Succumb is an ironic music box which plays Love me Tender, Formally the figures represent Interspecies sex but within their forms multi-dimensional perspectives are represented in the way in which the differing sides give insights into the scene. Marilyn Monroe and the Geisha make love on one side of the snail shell and on the other side of the snail shell a face is either sucking or barfing out the body of the snail which rolls across the sharper parts of the caterpillar that is laying in ecstasy as the snail gently glides over its ripples.

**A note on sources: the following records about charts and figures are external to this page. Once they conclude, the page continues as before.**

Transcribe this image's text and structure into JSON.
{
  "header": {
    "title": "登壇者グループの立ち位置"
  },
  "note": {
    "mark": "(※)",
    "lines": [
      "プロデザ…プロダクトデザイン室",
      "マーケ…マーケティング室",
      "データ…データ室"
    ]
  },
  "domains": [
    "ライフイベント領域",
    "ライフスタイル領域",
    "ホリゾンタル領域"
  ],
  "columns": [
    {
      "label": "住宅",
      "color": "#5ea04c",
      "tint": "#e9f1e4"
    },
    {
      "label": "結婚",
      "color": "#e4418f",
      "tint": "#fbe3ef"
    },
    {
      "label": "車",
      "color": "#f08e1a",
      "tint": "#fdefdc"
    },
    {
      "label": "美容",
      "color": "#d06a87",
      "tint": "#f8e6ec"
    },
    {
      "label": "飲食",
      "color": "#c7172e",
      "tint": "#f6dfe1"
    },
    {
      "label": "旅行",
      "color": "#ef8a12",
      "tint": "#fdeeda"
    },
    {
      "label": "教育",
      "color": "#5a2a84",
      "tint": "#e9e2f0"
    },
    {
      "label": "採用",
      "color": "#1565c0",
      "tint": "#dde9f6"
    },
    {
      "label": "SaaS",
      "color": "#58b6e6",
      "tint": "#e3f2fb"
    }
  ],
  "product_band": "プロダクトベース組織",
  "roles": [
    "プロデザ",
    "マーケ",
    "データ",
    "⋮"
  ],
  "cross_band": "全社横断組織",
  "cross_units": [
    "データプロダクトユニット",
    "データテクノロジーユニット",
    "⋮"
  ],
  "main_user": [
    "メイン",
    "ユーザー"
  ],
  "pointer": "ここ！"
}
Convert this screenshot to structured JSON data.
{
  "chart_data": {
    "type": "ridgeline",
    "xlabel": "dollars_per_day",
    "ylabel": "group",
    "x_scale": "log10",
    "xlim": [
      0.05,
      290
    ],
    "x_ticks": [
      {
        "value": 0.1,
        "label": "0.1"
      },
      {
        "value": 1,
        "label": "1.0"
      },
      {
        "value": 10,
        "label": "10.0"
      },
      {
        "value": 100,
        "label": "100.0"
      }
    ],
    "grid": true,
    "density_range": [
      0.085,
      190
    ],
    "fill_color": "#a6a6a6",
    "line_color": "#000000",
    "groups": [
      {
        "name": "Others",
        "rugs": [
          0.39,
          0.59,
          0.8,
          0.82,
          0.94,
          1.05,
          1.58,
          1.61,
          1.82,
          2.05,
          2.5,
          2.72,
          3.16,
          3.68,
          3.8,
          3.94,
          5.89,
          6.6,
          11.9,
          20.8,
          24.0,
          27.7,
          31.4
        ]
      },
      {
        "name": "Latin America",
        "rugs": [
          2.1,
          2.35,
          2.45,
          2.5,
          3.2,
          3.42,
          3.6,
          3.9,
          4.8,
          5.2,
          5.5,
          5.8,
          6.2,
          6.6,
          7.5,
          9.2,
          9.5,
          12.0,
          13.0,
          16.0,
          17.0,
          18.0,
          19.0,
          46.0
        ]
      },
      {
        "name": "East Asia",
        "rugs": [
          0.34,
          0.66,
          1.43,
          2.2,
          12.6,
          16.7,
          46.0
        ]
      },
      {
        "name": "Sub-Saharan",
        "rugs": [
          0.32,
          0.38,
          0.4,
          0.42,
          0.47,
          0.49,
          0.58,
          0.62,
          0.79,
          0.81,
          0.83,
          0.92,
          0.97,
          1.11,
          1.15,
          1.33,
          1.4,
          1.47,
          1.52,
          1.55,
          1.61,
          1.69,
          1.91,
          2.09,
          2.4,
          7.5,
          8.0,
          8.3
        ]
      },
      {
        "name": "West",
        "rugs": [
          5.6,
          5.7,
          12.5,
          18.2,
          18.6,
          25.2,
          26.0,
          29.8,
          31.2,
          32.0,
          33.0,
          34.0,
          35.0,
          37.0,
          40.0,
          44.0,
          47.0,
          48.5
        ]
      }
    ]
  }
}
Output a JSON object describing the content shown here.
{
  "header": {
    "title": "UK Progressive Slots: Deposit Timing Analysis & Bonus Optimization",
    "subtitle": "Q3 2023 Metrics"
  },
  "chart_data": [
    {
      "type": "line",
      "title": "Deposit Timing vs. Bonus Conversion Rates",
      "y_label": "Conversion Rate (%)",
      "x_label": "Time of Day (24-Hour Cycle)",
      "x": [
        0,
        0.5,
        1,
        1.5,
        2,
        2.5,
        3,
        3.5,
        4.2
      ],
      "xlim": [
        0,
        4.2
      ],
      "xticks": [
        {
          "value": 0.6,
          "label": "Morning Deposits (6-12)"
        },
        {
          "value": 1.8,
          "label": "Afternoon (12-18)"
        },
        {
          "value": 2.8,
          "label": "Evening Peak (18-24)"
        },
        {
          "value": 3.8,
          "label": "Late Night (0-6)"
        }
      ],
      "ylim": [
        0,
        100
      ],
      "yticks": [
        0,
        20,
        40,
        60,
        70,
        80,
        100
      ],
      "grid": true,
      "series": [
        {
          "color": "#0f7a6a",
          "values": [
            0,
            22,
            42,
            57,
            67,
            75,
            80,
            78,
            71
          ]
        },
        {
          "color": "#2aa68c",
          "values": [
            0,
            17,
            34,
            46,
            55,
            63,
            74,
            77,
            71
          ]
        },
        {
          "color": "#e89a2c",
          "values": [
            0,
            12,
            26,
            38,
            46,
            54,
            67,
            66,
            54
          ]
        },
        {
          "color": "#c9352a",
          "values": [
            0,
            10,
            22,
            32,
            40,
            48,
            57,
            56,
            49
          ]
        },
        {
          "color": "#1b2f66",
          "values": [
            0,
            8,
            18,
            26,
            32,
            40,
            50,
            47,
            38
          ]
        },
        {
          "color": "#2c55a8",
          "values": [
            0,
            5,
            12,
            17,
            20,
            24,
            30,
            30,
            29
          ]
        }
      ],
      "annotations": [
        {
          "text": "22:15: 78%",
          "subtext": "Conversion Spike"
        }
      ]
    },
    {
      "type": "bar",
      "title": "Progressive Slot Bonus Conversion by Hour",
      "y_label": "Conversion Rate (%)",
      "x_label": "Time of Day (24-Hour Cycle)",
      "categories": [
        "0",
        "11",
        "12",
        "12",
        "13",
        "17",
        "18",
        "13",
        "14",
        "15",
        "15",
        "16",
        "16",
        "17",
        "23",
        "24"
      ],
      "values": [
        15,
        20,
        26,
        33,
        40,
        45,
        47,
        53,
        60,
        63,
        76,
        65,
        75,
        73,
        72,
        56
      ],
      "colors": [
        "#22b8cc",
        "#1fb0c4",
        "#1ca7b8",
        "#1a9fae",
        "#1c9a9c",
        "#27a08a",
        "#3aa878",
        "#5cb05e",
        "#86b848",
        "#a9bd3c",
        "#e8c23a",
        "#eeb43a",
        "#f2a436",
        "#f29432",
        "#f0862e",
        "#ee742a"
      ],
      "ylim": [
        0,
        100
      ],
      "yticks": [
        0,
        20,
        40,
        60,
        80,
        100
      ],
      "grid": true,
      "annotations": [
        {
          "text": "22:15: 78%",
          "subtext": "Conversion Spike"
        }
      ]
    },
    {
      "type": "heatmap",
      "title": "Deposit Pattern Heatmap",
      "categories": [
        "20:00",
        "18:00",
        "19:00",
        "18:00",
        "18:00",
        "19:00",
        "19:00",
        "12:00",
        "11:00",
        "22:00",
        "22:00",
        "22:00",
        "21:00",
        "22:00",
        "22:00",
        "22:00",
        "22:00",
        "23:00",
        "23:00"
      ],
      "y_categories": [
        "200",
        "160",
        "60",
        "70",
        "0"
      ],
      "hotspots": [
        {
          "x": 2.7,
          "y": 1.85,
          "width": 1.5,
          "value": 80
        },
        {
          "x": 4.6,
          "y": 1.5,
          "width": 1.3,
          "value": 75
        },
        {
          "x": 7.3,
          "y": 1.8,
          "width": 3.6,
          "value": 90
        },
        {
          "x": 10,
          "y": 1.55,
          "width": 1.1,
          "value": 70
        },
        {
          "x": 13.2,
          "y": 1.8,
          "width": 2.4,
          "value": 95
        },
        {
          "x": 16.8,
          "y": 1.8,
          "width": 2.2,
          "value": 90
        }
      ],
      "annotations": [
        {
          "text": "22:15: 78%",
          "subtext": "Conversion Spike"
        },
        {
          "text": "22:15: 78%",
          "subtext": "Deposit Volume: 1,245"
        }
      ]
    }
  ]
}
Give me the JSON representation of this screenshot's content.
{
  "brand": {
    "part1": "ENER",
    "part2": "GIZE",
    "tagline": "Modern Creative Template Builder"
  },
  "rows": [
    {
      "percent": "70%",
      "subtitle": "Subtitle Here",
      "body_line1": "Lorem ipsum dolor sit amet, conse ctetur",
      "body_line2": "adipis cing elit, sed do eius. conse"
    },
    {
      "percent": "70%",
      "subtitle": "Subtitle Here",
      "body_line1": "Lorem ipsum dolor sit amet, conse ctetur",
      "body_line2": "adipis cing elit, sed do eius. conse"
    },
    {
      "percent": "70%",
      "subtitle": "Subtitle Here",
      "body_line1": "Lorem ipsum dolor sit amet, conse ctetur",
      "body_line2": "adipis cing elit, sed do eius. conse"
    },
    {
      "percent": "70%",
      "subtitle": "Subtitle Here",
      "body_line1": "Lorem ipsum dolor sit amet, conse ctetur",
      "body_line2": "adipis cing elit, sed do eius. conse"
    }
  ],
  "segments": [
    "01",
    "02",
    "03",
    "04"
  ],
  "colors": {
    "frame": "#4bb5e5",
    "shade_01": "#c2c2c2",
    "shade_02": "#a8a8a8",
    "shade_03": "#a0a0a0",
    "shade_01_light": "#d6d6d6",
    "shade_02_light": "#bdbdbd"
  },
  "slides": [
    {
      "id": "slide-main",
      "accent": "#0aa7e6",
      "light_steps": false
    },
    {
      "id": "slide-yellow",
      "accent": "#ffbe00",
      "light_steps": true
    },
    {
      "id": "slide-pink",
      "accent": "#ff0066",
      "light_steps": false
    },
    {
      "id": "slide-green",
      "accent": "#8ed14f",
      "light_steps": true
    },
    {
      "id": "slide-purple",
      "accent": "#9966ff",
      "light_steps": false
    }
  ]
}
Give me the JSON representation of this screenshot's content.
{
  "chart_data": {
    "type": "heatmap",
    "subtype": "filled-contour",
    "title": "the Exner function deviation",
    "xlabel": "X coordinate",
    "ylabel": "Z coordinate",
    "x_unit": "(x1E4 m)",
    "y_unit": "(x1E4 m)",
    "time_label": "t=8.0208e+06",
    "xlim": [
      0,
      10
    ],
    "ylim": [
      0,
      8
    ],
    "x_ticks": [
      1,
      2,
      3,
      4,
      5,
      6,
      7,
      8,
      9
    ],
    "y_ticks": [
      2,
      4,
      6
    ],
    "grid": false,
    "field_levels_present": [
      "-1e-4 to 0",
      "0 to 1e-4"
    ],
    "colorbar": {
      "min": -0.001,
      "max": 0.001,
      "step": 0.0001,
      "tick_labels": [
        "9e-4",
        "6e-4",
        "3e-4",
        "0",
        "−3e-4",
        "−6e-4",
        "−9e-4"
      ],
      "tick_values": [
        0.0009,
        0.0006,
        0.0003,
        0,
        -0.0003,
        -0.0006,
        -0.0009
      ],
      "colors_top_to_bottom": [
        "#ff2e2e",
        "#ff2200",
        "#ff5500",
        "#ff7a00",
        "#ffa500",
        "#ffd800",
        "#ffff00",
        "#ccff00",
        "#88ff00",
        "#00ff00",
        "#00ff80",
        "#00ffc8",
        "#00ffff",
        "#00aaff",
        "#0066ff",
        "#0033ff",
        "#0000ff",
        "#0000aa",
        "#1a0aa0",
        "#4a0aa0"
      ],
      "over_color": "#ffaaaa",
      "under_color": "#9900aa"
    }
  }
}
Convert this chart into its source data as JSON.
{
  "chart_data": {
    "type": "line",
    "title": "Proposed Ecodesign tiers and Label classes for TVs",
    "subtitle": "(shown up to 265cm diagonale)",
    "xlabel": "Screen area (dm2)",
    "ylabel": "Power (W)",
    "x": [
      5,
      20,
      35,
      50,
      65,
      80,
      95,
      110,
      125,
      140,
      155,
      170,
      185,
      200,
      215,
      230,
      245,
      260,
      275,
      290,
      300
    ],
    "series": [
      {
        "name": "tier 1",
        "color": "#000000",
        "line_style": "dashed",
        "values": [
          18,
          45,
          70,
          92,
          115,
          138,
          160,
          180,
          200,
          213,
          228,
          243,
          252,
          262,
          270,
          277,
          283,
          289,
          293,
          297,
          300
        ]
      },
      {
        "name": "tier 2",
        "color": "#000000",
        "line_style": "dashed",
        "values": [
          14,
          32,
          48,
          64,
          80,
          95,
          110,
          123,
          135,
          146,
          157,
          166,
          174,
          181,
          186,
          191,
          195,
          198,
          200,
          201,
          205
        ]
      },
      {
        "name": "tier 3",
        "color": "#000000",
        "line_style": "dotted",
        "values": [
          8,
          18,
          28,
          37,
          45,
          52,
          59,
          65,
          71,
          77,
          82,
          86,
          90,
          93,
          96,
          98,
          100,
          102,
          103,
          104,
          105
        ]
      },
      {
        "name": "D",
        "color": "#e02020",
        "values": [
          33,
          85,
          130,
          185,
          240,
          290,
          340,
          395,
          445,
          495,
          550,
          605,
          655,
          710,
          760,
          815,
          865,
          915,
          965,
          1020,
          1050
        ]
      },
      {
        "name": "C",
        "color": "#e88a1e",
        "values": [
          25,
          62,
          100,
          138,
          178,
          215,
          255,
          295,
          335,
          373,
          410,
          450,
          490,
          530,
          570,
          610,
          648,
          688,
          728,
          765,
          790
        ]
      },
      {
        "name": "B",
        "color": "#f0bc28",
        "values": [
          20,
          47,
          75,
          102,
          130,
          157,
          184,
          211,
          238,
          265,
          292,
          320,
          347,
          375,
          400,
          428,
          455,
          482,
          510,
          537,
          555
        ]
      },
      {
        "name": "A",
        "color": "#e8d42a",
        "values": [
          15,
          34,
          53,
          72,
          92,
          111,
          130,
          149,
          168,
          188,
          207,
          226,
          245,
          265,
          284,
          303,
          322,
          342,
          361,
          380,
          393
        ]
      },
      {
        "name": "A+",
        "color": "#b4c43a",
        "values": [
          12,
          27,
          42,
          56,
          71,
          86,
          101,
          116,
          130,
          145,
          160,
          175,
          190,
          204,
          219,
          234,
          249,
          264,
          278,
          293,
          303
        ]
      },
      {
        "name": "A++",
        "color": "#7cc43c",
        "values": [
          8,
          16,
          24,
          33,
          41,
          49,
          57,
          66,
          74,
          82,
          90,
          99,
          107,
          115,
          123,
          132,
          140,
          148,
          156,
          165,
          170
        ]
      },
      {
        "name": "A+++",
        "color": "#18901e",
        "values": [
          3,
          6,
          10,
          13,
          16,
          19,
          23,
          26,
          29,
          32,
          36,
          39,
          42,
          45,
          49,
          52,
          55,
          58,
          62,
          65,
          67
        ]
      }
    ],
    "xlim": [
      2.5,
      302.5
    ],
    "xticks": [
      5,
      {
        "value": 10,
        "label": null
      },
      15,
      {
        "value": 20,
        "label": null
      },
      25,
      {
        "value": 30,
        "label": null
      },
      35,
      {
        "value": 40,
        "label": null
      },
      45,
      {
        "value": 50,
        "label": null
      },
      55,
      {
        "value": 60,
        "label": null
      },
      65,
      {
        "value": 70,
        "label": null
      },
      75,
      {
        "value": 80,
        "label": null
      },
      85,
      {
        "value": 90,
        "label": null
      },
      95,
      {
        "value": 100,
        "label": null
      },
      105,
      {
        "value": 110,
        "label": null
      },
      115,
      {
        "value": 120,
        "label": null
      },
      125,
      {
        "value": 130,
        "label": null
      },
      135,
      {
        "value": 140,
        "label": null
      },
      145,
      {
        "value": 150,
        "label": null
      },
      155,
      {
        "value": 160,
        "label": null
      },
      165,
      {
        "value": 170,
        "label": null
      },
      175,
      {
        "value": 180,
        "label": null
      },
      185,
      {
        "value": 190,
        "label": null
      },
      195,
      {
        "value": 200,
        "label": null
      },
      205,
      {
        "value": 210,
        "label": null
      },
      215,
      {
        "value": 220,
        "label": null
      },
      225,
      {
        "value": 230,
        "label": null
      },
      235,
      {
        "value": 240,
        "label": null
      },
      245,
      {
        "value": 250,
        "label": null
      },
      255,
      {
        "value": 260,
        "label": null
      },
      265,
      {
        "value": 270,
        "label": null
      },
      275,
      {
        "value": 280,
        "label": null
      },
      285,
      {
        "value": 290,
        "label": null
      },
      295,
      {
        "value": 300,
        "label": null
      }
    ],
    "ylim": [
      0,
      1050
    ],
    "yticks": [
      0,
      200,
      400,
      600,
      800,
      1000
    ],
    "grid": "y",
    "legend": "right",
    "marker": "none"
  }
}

Note: The text above was written by the Artist. No modification was made by C.O.C.A.


Skuja Braden

Latvia



Skuja Braden is a pseudonym & the surnames of International duo Ingūna Skuja (Latvia), & Melissa Braden (USA) working collectively & primarily with porcelain. Skuja Braden represents an “absence of presence” of an individual author, where two artists have combined forces creating a fictive and alternate proxy identity. Collaboration is the non-hierarchical framework Skuja Braden utilise as method, strategy, and philosophy, exploring alternative relations to power through a fusion of disparate identities, inclinations, and perceptions. The work is conceptually based, but always expressed as a synthesis of painting & sculpture. Their works blend decorative, literary, and political elements into hybrid forms utilising material that is historically associated with absolute refinement.